A l'atelier d'écriture du mardi soir,
Jojo nous a accueilli et nous a proposé ce sujet :
Nous revenons d'une consultation
médicale, où le médecin nous a demandé : « vous
habitez où ? »
Nous lui répondions : « à
Steinbach !»
Il nous a dit : «alors, c'est grave ! »
Ça
se passe la nuit.
Une nuit avec très peu de lune.
Je suis tombé en
panne sur la rn 83.
Je croyais ma 2cv increvable.
Elle a toussé,
hoqueté et pour finir, elle a caler dans un râle d'agonie mécanique.
Le
démarreur tournait dans le vide sonore d'un entraînement qui ne
prendra plus jamais.
Alors je vais sur la route à pied.
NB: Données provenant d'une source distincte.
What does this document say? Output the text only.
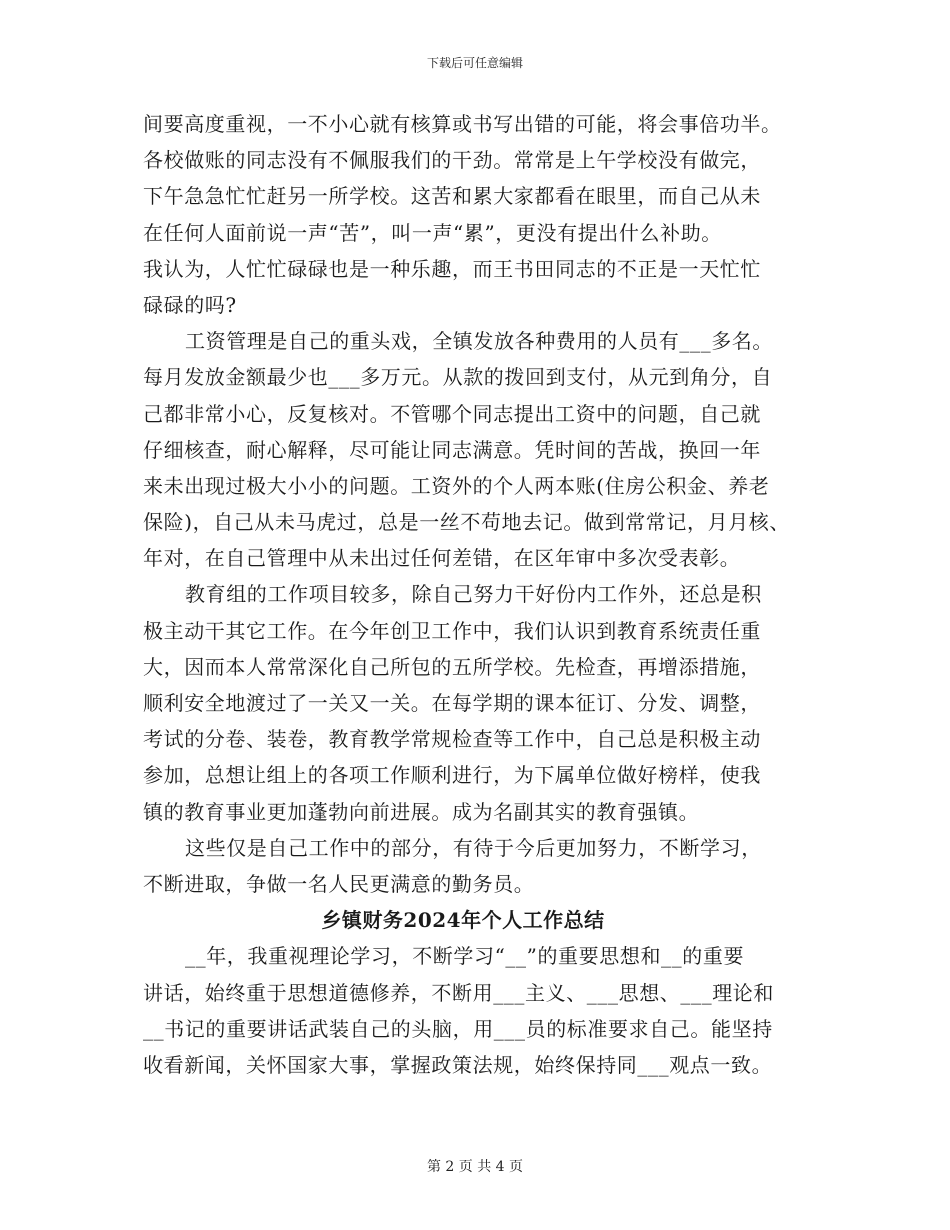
下载后可任意编辑
间要高度重视，一不小心就有核算或书写出错的可能，将会事倍功半。
各校做账的同志没有不佩服我们的干劲。常常是上午学校没有做完，
下午急急忙忙赶另一所学校。这苦和累大家都看在眼里，而自己从未
在任何人面前说一声“苦”，叫一声“累”，更没有提出什么补助。
我认为，人忙忙碌碌也是一种乐趣，而王书田同志的不正是一天忙忙
碌碌的吗?
工资管理是自己的重头戏，全镇发放各种费用的人员有___多名。
每月发放金额最少也___多万元。从款的拨回到支付，从元到角分，自
己都非常小心，反复核对。不管哪个同志提出工资中的问题，自己就
仔细核查，耐心解释，尽可能让同志满意。凭时间的苦战，换回一年
来未出现过极大小小的问题。工资外的个人两本账(住房公积金、养老
保险)，自己从未马虎过，总是一丝不苟地去记。做到常常记，月月核、
年对，在自己管理中从未出过任何差错，在区年审中多次受表彰。
教育组的工作项目较多，除自己努力干好份内工作外，还总是积
极主动干其它工作。在今年创卫工作中，我们认识到教育系统责任重
大，因而本人常常深化自己所包的五所学校。先检查，再增添措施，
顺利安全地渡过了一关又一关。在每学期的课本征订、分发、调整，
考试的分卷、装卷，教育教学常规检查等工作中，自己总是积极主动
参加，总想让组上的各项工作顺利进行，为下属单位做好榜样，使我
镇的教育事业更加蓬勃向前进展。成为名副其实的教育强镇。
这些仅是自己工作中的部分，有待于今后更加努力，不断学习，
不断进取，争做一名人民更满意的勤务员。
乡镇财务2024年个人工作总结
__年，我重视理论学习，不断学习“__”的重要思想和__的重要
讲话，始终重于思想道德修养，不断用___主义、___思想、___理论和
__书记的重要讲话武装自己的头脑，用___员的标准要求自己。能坚持
收看新闻，关怀国家大事，掌握政策法规，始终保持同___观点一致。
第 2 页 共 4 页
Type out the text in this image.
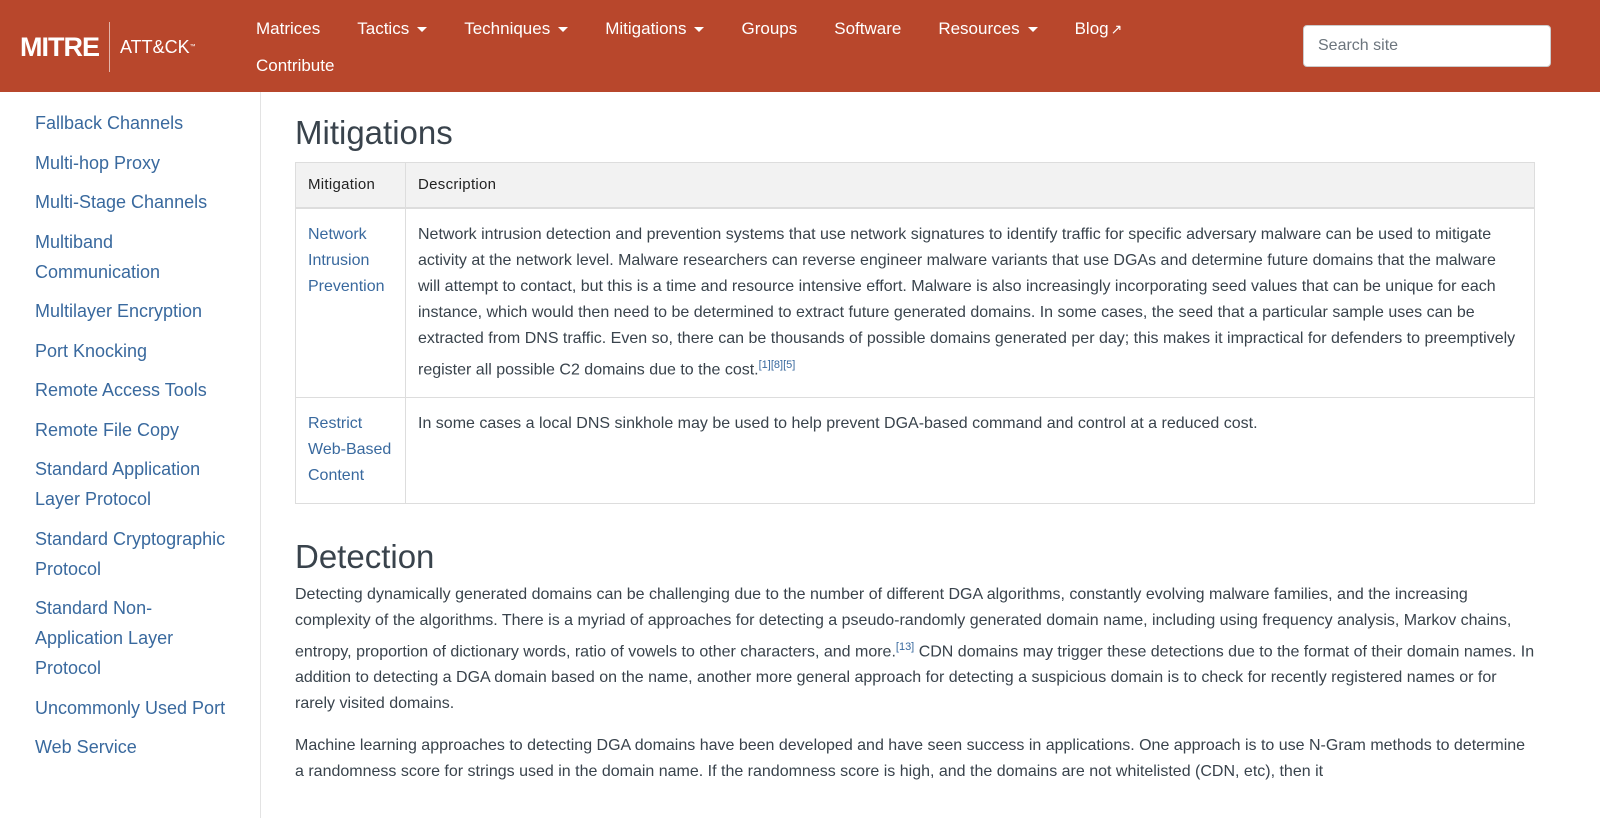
MITRE ATT&CK ™
Matrices Tactics	Techniques	Mitigations	Groups Software Resources	Blog ↗
Contribute
Search site
Fallback Channels
Multi-hop Proxy
Multi-Stage Channels
Multiband Communication
Multilayer Encryption
Port Knocking
Remote Access Tools
Remote File Copy
Standard Application Layer Protocol
Standard Cryptographic Protocol
Standard Non-Application Layer Protocol
Uncommonly Used Port
Web Service
Mitigations
Mitigation	Description
Network Intrusion Prevention	Network intrusion detection and prevention systems that use network signatures to identify traffic for specific adversary malware can be used to mitigate activity at the network level. Malware researchers can reverse engineer malware variants that use DGAs and determine future domains that the malware will attempt to contact, but this is a time and resource intensive effort. Malware is also increasingly incorporating seed values that can be unique for each instance, which would then need to be determined to extract future generated domains. In some cases, the seed that a particular sample uses can be extracted from DNS traffic. Even so, there can be thousands of possible domains generated per day; this makes it impractical for defenders to preemptively register all possible C2 domains due to the cost.[1][8][5]
Restrict Web-Based Content	In some cases a local DNS sinkhole may be used to help prevent DGA-based command and control at a reduced cost.
Detection

Detecting dynamically generated domains can be challenging due to the number of different DGA algorithms, constantly evolving malware families, and the increasing complexity of the algorithms. There is a myriad of approaches for detecting a pseudo-randomly generated domain name, including using frequency analysis, Markov chains, entropy, proportion of dictionary words, ratio of vowels to other characters, and more.[13] CDN domains may trigger these detections due to the format of their domain names. In addition to detecting a DGA domain based on the name, another more general approach for detecting a suspicious domain is to check for recently registered names or for rarely visited domains.

Machine learning approaches to detecting DGA domains have been developed and have seen success in applications. One approach is to use N-Gram methods to determine a randomness score for strings used in the domain name. If the randomness score is high, and the domains are not whitelisted (CDN, etc), then it
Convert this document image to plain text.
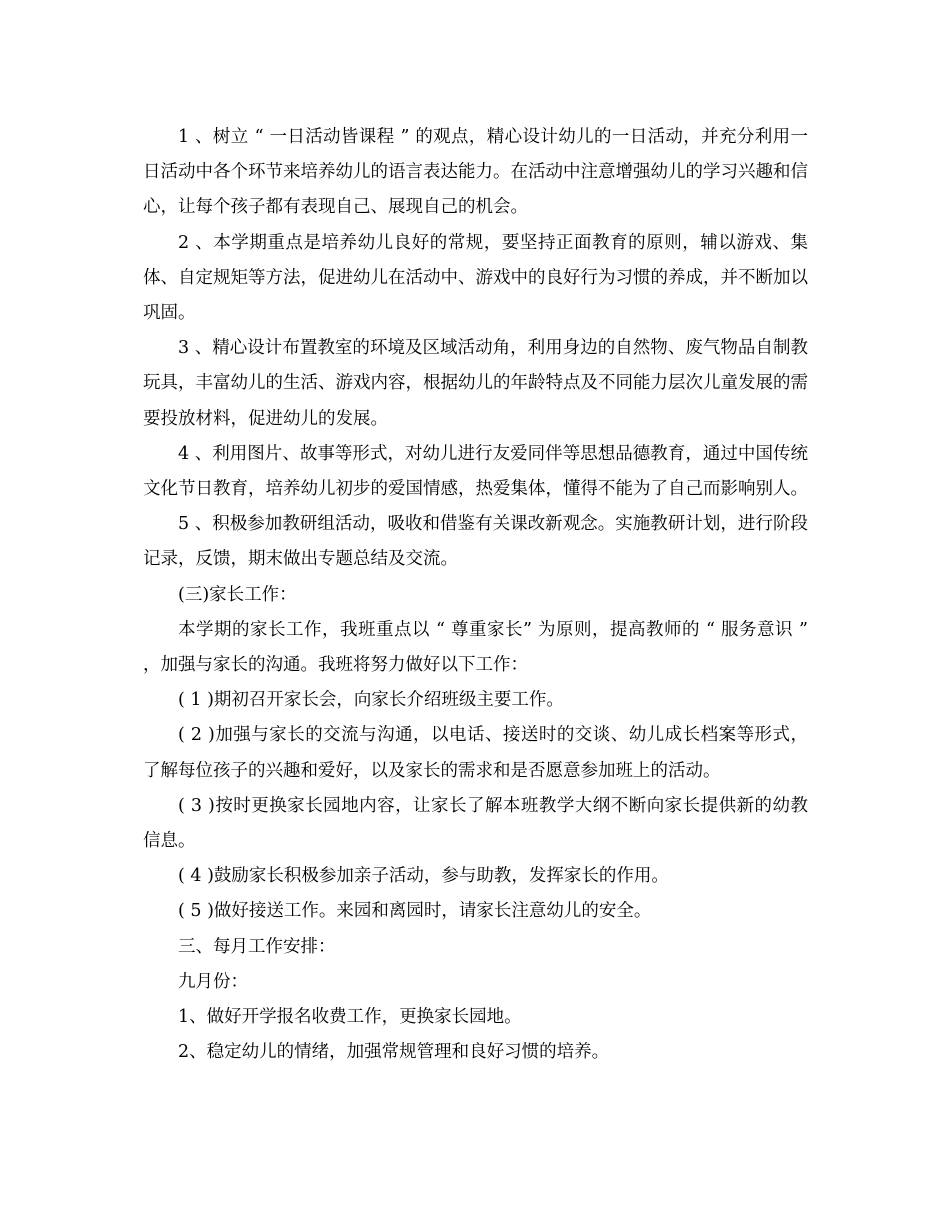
1 、树立 “ 一日活动皆课程 ” 的观点，精心设计幼儿的一日活动，并充分利用一日活动中各个环节来培养幼儿的语言表达能力。在活动中注意增强幼儿的学习兴趣和信心，让每个孩子都有表现自己、展现自己的机会。

2 、本学期重点是培养幼儿良好的常规，要坚持正面教育的原则，辅以游戏、集体、自定规矩等方法，促进幼儿在活动中、游戏中的良好行为习惯的养成，并不断加以巩固。

3 、精心设计布置教室的环境及区域活动角，利用身边的自然物、废气物品自制教玩具，丰富幼儿的生活、游戏内容，根据幼儿的年龄特点及不同能力层次儿童发展的需要投放材料，促进幼儿的发展。

4 、利用图片、故事等形式，对幼儿进行友爱同伴等思想品德教育，通过中国传统文化节日教育，培养幼儿初步的爱国情感，热爱集体，懂得不能为了自己而影响别人。

5 、积极参加教研组活动，吸收和借鉴有关课改新观念。实施教研计划，进行阶段记录，反馈，期末做出专题总结及交流。

(三)家长工作：

本学期的家长工作，我班重点以 “ 尊重家长” 为原则，提高教师的 “ 服务意识 ” ，加强与家长的沟通。我班将努力做好以下工作：

( 1 )期初召开家长会，向家长介绍班级主要工作。

( 2 )加强与家长的交流与沟通，以电话、接送时的交谈、幼儿成长档案等形式，了解每位孩子的兴趣和爱好，以及家长的需求和是否愿意参加班上的活动。

( 3 )按时更换家长园地内容，让家长了解本班教学大纲不断向家长提供新的幼教信息。

( 4 )鼓励家长积极参加亲子活动，参与助教，发挥家长的作用。

( 5 )做好接送工作。来园和离园时，请家长注意幼儿的安全。

三、每月工作安排：

九月份：

1、做好开学报名收费工作，更换家长园地。

2、稳定幼儿的情绪，加强常规管理和良好习惯的培养。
Laissant mon emballage de transport, là ou la panne l'a arrêté.
Je vais vers ce village
éclairé faiblement en flanc de colline.
Les immeubles qui bordent
la voie rapide sont désaffectés.
Je ne croise personne.
L'herbe
qui entoure les résidences est sèche.
Les lézardes des façades,
les volets aux peintures écaillés m'impressionnent.
L'éclairage
public est vacillant, un parking vide et une usine délabrée de
l'autre côté forment le signal d'accueil du cœur du village.
Des
broussailles, quelques squelettes d'arbres, des pieds de vigne
tortueux arrachés, du fil de fer barbelé de la guerre de 14, une
montagne d' écrans de télé entassés dispersent des ombres
inquiétantes.
L'usine n'avait plus servi
à
rien depuis longtemps, à part de dépôt.
Peut-être aussi de défouloir pour des adolescents allumés.
Une grande pancarte n'est lisible que de jour, mais je la connaissais par cœur elle vous
indique : Danger ! sol contaminé : présence d'acide
chlorhydrique, fluor, lithium, uranium et benzodiazépines.
On ne
peut pas tous partir de Steinbach.
J'y
avais acheté une maison, et maintenant j'y retournais avec cette
perte de mobilité. Le garagiste m'a proposé de remplacer le moteur
de ma 2 cv avec celui qu'il a trouvé sur un corbillard.
Il y a des moments dans la vie où l'on existe que là où on est.